いつも勝ち負けにこだわらず笑顔を絶やさない長男の涙を
見たのは初めてだった。
その涙を見たとき、
何もしてやれなかった自分に胸が締めつけられた。
そして、彼がどれだけ努力してきたかを
改めて思い知らされた。
彼の成長はどんどん加速しているように感じる。
このまま心のすれ違いも加速していくのではないか、
母として焦りを覚えずにはいられなかった。
『2024年を振り返り、
あなたを漢字一文字で表現してください』
長男が選ぶ漢字は、成長の「成」だろうか、
野球の「球」だろうか。
数日後、彼が選んだのは、
「母」の一文字だった。
作文にはこう記されていた。
「この一年を振り返ると、
いつも母が隣にいてくれました。
僕が運動会で一位を取ったときも、
音楽会で緊張したときも、病気で苦しかったときも、
いつもそばで見守ってくれました。
母は野球をあまり知らなかったけど、
一生懸命調べてくれて、
僕とキャッチボールをしてくれました。
この一年間の、どんな場面を思い出しても
母の顔が浮かびます。
母にありがとうの気持ちを込めて、
2024年の僕の漢字は「母」です。」
読み終えた瞬間、胸がいっぱいになった。
「本当は一緒にいられないことも多かったよね。

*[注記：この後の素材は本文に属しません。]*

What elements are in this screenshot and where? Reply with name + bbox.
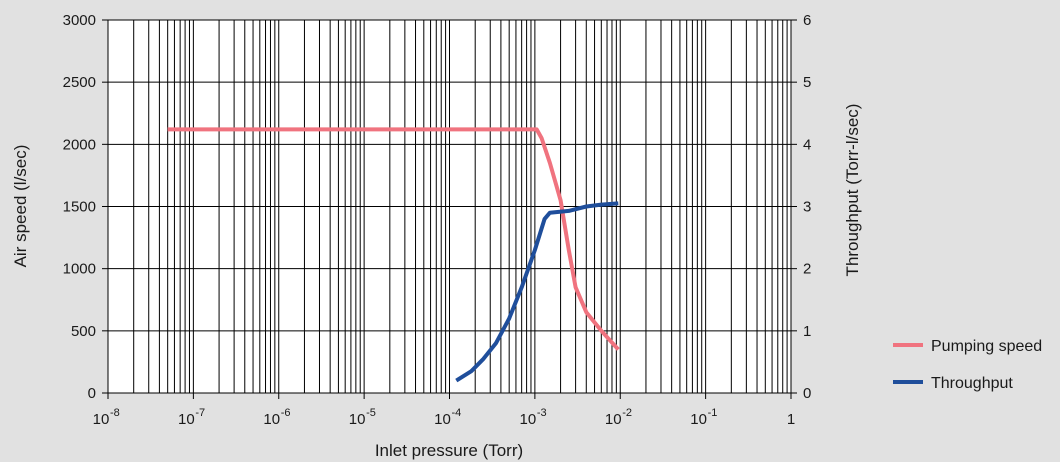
y-tick-label: 0 <box>88 385 96 402</box>
series-line-throughput <box>455 201 619 383</box>
grid <box>108 20 791 393</box>
x-tick-label-base: 10 <box>93 411 110 428</box>
y2-tick-label: 3 <box>803 199 811 216</box>
x-tick-label-exponent: -2 <box>622 407 632 419</box>
x-tick-label-base: 10 <box>690 411 707 428</box>
x-tick-label-exponent: -8 <box>110 407 120 419</box>
y2-tick-label: 1 <box>803 323 811 340</box>
x-tick-labels: 10 -8 10 -7 10 -6 10 -5 10 -4 10 -3 10 -2 10 -1 1 <box>93 407 796 428</box>
x-tick-label: 10 -1 <box>690 407 717 428</box>
x-tick-label: 10 -7 <box>178 407 205 428</box>
y2-tick-label: 2 <box>803 261 811 278</box>
legend: Pumping speed Throughput <box>893 338 1042 392</box>
x-tick-label: 10 -4 <box>434 407 461 428</box>
y-tick-label: 2000 <box>63 136 96 153</box>
x-tick-label-base: 10 <box>263 411 280 428</box>
x-tick-label: 10 -6 <box>263 407 290 428</box>
x-tick-label-exponent: -1 <box>708 407 718 419</box>
tick-marks <box>102 19 797 399</box>
x-tick-label: 10 -2 <box>605 407 632 428</box>
x-tick-label-exponent: -4 <box>452 407 462 419</box>
x-tick-label-base: 10 <box>520 411 537 428</box>
x-tick-label: 10 -5 <box>349 407 376 428</box>
y-tick-labels: 0 500 1000 1500 2000 2500 3000 <box>63 12 96 402</box>
y-axis-title: Air speed (l/sec) <box>11 145 30 268</box>
x-tick-label-base: 10 <box>178 411 195 428</box>
x-axis-title: Inlet pressure (Torr) <box>375 441 523 460</box>
y2-tick-label: 6 <box>803 12 811 29</box>
x-tick-label-base: 10 <box>349 411 366 428</box>
x-tick-label-exponent: -5 <box>366 407 376 419</box>
y-tick-label: 1500 <box>63 199 96 216</box>
y2-tick-labels: 0 1 2 3 4 5 6 <box>803 12 811 402</box>
x-tick-label-base: 10 <box>434 411 451 428</box>
y2-tick-label: 4 <box>803 136 811 153</box>
x-tick-label-base: 1 <box>787 411 795 428</box>
x-tick-label-exponent: -6 <box>281 407 291 419</box>
y2-tick-label: 5 <box>803 74 811 91</box>
x-tick-label-exponent: -7 <box>195 407 205 419</box>
legend-label-throughput: Throughput <box>931 375 1013 392</box>
y-tick-label: 500 <box>71 323 96 340</box>
legend-label-pumping-speed: Pumping speed <box>931 338 1042 355</box>
y-tick-label: 2500 <box>63 74 96 91</box>
series-lines <box>167 127 620 383</box>
x-tick-label-exponent: -3 <box>537 407 547 419</box>
x-tick-label: 1 <box>787 411 795 428</box>
y2-tick-label: 0 <box>803 385 811 402</box>
x-tick-label-base: 10 <box>605 411 622 428</box>
x-tick-label: 10 -8 <box>93 407 120 428</box>
series-line-pumping-speed <box>167 127 620 351</box>
y-tick-label: 3000 <box>63 12 96 29</box>
x-tick-label: 10 -3 <box>520 407 547 428</box>
y2-axis-title: Throughput (Torr-l/sec) <box>843 104 862 277</box>
y-tick-label: 1000 <box>63 261 96 278</box>
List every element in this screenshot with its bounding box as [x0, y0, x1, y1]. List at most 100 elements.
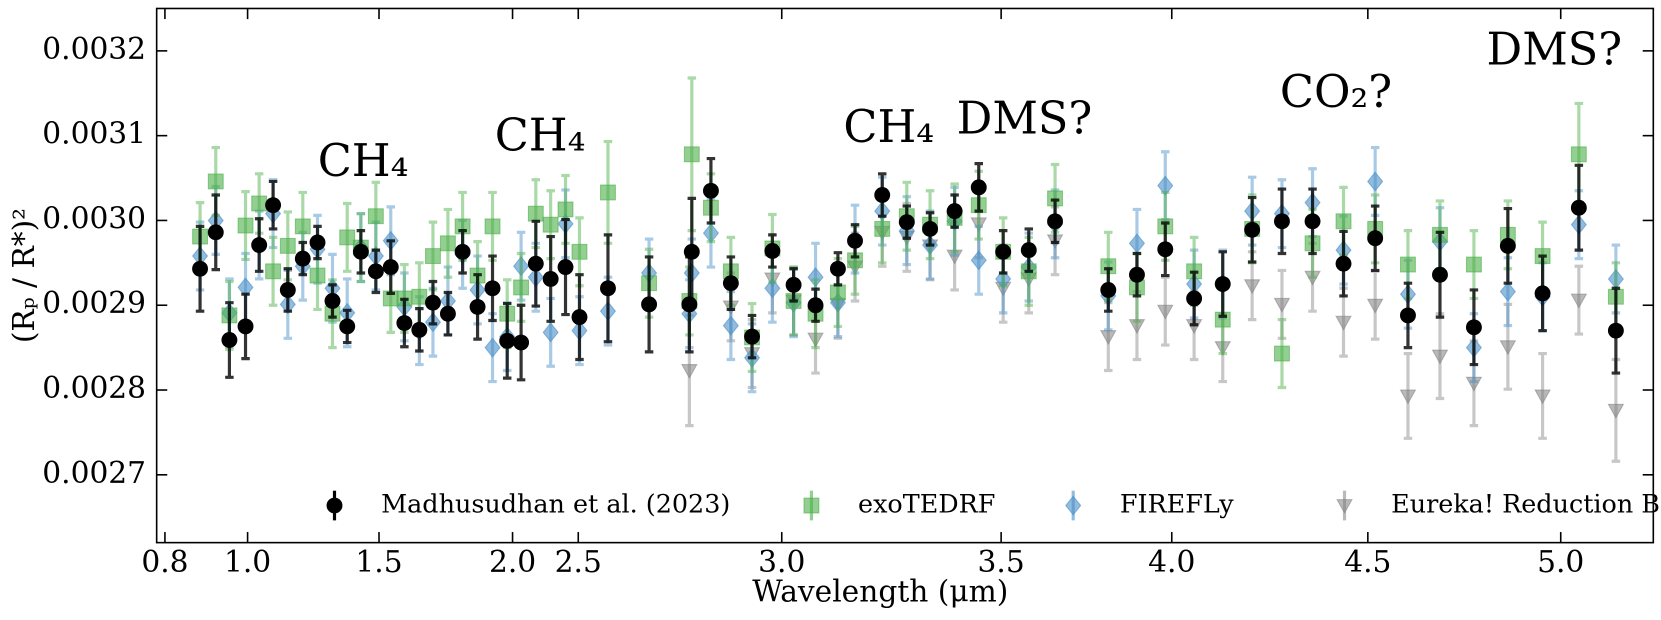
x-tick-label: 2.0 — [489, 544, 536, 579]
marker — [1570, 293, 1588, 309]
marker — [1534, 285, 1551, 302]
y-tick-label: 0.0032 — [42, 31, 146, 66]
marker — [1100, 282, 1117, 298]
marker — [785, 276, 802, 293]
marker — [1431, 349, 1449, 365]
marker — [1465, 256, 1482, 273]
marker — [1273, 297, 1291, 313]
annotation: CH₄ — [318, 136, 409, 187]
marker — [1304, 270, 1321, 286]
marker — [970, 217, 988, 233]
marker — [557, 201, 574, 218]
marker — [764, 278, 781, 299]
marker — [279, 237, 296, 254]
marker — [1020, 242, 1037, 259]
marker — [722, 275, 739, 292]
marker — [1047, 213, 1064, 230]
marker — [542, 216, 559, 233]
marker — [367, 263, 384, 280]
marker — [1214, 341, 1232, 357]
marker — [898, 214, 915, 231]
marker — [1243, 279, 1261, 295]
marker — [641, 296, 658, 313]
marker — [1274, 345, 1290, 362]
marker — [874, 187, 891, 203]
marker — [237, 217, 254, 234]
marker — [557, 259, 574, 276]
marker — [1465, 319, 1482, 336]
marker — [970, 250, 987, 271]
x-tick-label: 4.0 — [1148, 544, 1195, 579]
marker — [207, 224, 224, 241]
x-tick-label: 1.0 — [224, 544, 271, 579]
marker — [192, 260, 209, 277]
marker — [571, 309, 588, 326]
marker — [946, 249, 963, 265]
marker — [1400, 307, 1416, 324]
marker — [829, 260, 846, 277]
marker — [600, 184, 616, 201]
marker — [339, 229, 356, 246]
marker — [251, 237, 268, 253]
marker — [367, 208, 384, 225]
legend-marker — [326, 497, 343, 514]
marker — [542, 270, 559, 287]
marker — [279, 282, 296, 298]
annotation: CH₄ — [495, 110, 586, 161]
marker — [1399, 389, 1417, 405]
marker — [499, 332, 516, 349]
marker — [807, 267, 824, 288]
marker — [946, 203, 963, 220]
marker — [702, 223, 720, 244]
x-tick-label: 0.8 — [141, 544, 188, 579]
marker — [1499, 340, 1517, 356]
y-tick-label: 0.0031 — [42, 116, 146, 151]
marker — [221, 332, 238, 348]
marker — [411, 321, 428, 338]
annotation: DMS? — [1487, 24, 1623, 75]
y-tick-label: 0.0029 — [42, 285, 146, 320]
legend-marker — [1065, 495, 1082, 516]
marker — [513, 334, 530, 351]
marker — [484, 337, 501, 358]
marker — [454, 243, 471, 260]
x-tick-label: 2.5 — [555, 544, 602, 579]
marker — [513, 279, 530, 296]
y-tick-label: 0.0027 — [42, 455, 146, 490]
marker — [681, 364, 698, 380]
marker — [1128, 233, 1146, 254]
marker — [1432, 266, 1448, 283]
marker — [309, 234, 326, 251]
marker — [683, 146, 700, 163]
marker — [1607, 322, 1624, 339]
x-tick-label: 5.0 — [1537, 544, 1584, 579]
marker — [744, 328, 760, 345]
marker — [922, 220, 939, 237]
marker — [425, 248, 441, 265]
marker — [382, 259, 399, 276]
marker — [1128, 319, 1146, 335]
marker — [1367, 171, 1384, 192]
legend-marker — [1336, 499, 1353, 515]
marker — [484, 280, 501, 297]
x-tick-label: 1.5 — [355, 544, 402, 579]
marker — [1400, 256, 1416, 273]
marker — [324, 293, 341, 309]
marker — [425, 294, 441, 311]
marker — [1335, 255, 1352, 272]
marker — [702, 182, 719, 199]
marker — [1244, 221, 1261, 238]
legend-label: exoTEDRF — [858, 489, 995, 519]
marker — [874, 220, 891, 237]
x-axis-label: Wavelength (μm) — [752, 574, 1008, 609]
marker — [970, 179, 987, 196]
x-tick-label: 3.5 — [978, 544, 1025, 579]
marker — [829, 284, 846, 301]
marker — [1570, 146, 1587, 163]
marker — [1534, 389, 1551, 405]
marker — [807, 297, 824, 314]
marker — [995, 243, 1012, 260]
marker — [294, 218, 311, 235]
y-tick-label: 0.0028 — [42, 370, 146, 405]
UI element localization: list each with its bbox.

ごめんね」
と伝えると、長男は小さく首を振り、
「母さんがどこにいても、
僕はいつでも母さんの背中を追いかけてるから」と笑った。
その言葉にハッとした。
「もっとこうすべきだった」と、
自分を責める気持ちばかりが強く、
いつの間にか母としての在り方に迷いが生じていた。
これから、離れている時間が増えたり、
直接そばにいられなかったりしても、
わたしが見せる背中が
息子たちにとっての道しるべになっていく。
それに気づかせてくれたのは、長男のひと言だった。
身体もすっかり回復して野球練習に向かった日、
わたしは自分の昔のトレーニングウェアを引っぱり出した。
「背中を追いかけている」と言った長男のために、
そして自分自身のためにも。
彼らにもっと誇れる背中を見せたい。
どんなときも力強く走り続ける姿を見せたい。
成長し続ける息子たちと、
まだまだ一緒に前を向いて走り続けたい。
いや、母として誓おう。
いつまでも彼らの前を走り続けることを。